If you’re planning car trips, think about how long the trip will take and how your dog or cat tolerates traveling in the car. If you’re going to fly, consider what the travel conditions will be like for your pet and whether the experience is worth the stress. Schedule an appointment with your veterinarian to assess your pet’s health and any special needs before you leave. Discuss whether an anti-nausea or sedative medication will be needed. Make sure your pet has proper identification, such as a microchip, in case they become separated from you at any point during your trip. It’s also good to look up emergency clinics in your destination so you have someone to call if you have any concerns.

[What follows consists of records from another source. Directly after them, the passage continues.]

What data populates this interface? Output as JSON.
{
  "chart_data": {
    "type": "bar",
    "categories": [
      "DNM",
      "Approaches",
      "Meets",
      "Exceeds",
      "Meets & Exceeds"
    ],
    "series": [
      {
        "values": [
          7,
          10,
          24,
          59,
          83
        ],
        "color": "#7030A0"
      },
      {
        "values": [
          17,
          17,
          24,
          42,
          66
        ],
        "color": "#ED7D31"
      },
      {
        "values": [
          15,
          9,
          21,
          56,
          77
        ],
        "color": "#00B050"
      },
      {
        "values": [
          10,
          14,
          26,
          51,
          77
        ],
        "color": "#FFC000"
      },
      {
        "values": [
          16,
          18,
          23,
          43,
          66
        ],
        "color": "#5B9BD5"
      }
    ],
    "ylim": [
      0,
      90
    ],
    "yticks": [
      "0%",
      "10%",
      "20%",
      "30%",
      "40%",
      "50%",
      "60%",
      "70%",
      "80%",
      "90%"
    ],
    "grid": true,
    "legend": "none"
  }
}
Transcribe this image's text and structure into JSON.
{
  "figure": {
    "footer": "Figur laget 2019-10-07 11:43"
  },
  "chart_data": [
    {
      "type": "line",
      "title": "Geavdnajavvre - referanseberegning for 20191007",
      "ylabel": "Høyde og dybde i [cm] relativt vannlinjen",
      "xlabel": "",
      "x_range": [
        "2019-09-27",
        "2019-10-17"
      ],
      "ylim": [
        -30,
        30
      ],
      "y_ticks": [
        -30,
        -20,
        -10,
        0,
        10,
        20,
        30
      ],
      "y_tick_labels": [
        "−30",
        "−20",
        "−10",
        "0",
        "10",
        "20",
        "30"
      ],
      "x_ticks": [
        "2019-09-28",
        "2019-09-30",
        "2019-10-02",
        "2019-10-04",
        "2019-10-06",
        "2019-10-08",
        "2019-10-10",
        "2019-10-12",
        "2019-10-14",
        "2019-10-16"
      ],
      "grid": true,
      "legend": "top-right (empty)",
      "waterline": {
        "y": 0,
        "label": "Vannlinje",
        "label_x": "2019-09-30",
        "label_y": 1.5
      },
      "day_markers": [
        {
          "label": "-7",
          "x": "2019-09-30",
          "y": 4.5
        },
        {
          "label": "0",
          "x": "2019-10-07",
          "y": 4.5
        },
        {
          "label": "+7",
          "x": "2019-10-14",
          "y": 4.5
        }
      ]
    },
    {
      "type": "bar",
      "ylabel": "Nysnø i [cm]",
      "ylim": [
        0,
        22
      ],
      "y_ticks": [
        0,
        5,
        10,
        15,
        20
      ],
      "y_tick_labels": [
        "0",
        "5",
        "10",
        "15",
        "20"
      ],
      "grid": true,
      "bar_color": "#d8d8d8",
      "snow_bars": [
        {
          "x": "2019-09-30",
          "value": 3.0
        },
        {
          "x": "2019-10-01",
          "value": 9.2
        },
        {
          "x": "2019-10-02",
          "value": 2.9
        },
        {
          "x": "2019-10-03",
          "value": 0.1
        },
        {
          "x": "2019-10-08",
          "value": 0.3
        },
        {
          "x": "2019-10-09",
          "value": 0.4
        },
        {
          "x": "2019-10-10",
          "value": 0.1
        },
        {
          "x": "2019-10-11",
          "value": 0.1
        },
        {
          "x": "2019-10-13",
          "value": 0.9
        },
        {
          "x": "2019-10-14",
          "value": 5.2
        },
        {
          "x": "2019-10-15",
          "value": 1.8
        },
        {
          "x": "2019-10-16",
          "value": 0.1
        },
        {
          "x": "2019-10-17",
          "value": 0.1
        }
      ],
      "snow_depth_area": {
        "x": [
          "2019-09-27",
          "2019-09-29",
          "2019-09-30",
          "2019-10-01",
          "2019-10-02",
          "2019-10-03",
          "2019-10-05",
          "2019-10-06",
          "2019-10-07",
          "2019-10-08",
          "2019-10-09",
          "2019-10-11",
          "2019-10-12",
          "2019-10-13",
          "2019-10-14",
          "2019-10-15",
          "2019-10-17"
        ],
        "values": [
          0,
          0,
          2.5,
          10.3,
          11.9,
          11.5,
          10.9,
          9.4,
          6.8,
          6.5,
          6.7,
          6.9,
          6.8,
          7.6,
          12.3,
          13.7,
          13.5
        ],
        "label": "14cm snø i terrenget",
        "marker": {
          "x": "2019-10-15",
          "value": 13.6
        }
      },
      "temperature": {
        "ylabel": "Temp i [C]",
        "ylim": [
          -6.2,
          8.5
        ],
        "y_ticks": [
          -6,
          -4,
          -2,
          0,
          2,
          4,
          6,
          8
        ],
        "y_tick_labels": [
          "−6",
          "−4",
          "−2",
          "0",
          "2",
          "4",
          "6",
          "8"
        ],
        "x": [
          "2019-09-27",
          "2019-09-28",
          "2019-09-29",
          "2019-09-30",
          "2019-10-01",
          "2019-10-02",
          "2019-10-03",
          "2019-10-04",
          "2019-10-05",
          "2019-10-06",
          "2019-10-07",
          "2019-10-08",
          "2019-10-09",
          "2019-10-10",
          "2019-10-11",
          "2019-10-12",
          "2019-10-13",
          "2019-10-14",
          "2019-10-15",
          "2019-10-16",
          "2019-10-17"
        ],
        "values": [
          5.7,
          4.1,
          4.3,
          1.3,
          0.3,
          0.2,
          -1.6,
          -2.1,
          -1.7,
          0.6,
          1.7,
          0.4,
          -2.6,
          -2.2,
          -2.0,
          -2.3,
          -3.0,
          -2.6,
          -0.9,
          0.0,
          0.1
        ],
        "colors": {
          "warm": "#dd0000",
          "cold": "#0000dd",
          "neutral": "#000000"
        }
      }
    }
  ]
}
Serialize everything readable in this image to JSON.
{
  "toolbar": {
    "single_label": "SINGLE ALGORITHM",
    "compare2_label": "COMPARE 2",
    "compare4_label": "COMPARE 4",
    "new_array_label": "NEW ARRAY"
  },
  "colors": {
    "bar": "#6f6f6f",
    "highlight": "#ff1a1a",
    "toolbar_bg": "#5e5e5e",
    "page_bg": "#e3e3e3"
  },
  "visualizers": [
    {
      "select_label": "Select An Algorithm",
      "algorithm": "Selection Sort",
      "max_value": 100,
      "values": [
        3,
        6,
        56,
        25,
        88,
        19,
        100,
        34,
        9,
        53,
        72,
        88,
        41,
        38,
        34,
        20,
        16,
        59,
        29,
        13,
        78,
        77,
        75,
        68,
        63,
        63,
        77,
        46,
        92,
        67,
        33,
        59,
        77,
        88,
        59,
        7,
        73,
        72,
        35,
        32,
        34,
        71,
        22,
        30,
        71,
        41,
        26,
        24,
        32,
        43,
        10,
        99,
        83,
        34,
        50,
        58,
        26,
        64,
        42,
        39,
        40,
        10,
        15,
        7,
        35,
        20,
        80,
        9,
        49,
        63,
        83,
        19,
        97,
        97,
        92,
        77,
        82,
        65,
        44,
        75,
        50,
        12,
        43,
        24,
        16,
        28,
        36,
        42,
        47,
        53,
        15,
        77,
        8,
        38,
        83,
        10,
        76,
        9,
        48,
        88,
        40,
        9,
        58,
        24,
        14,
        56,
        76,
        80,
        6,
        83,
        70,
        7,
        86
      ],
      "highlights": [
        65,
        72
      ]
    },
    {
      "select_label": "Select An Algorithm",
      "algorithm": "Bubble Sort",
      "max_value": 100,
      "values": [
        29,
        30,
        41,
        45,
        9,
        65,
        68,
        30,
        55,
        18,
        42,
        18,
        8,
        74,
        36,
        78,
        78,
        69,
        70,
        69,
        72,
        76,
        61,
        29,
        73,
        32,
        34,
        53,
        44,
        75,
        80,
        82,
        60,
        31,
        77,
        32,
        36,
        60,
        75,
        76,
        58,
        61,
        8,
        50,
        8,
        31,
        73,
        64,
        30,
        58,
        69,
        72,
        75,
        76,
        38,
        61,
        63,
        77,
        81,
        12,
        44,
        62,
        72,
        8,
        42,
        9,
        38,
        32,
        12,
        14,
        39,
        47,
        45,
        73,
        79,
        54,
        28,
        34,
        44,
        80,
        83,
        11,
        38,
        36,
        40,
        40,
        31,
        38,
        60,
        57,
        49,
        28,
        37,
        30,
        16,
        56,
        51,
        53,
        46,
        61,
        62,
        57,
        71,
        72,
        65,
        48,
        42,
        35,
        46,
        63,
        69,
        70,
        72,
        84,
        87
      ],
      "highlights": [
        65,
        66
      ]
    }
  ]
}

Large and small dogs in a pet boarding facility.
Jayme Burrows / Shutterstock.com

7. Find good care for your pet at home so you can travel worry-free

There are many options for leaving your pet at home while you travel. Your decision may be influenced by how long you will be gone. If you are traveling for an extended period of time, it may be best to find a family member or friend who can drive you home. If you have your own pets, make sure your pet gets along with them or there is room in the house to have their own separate space. Bring your food, treats, dinner plates, and bedding to minimize interruptions to your routine.

For shorter trips, you can board your pet at a veterinary clinic or boarding center or have a pet sitter come to your home. Ask friends, family, and your veterinary team for recommendations. Make sure whoever is caring for your pet follows your pet’s routine as closely as possible with regards to feeding, medication, and going out. Provide instructions on what to do if there is any change in your pet’s health. Leave your contact information and that of someone you trust to make decisions for your pet. Many boarding locations will send you photos so you can see how your pet is doing.

Retirement brings many changes to your life, and it can help to intentionally plan what kind of pet to have and how to fit it into your lifestyle. Pets can keep you physically and mentally fit and will be a wonderful companion in these years.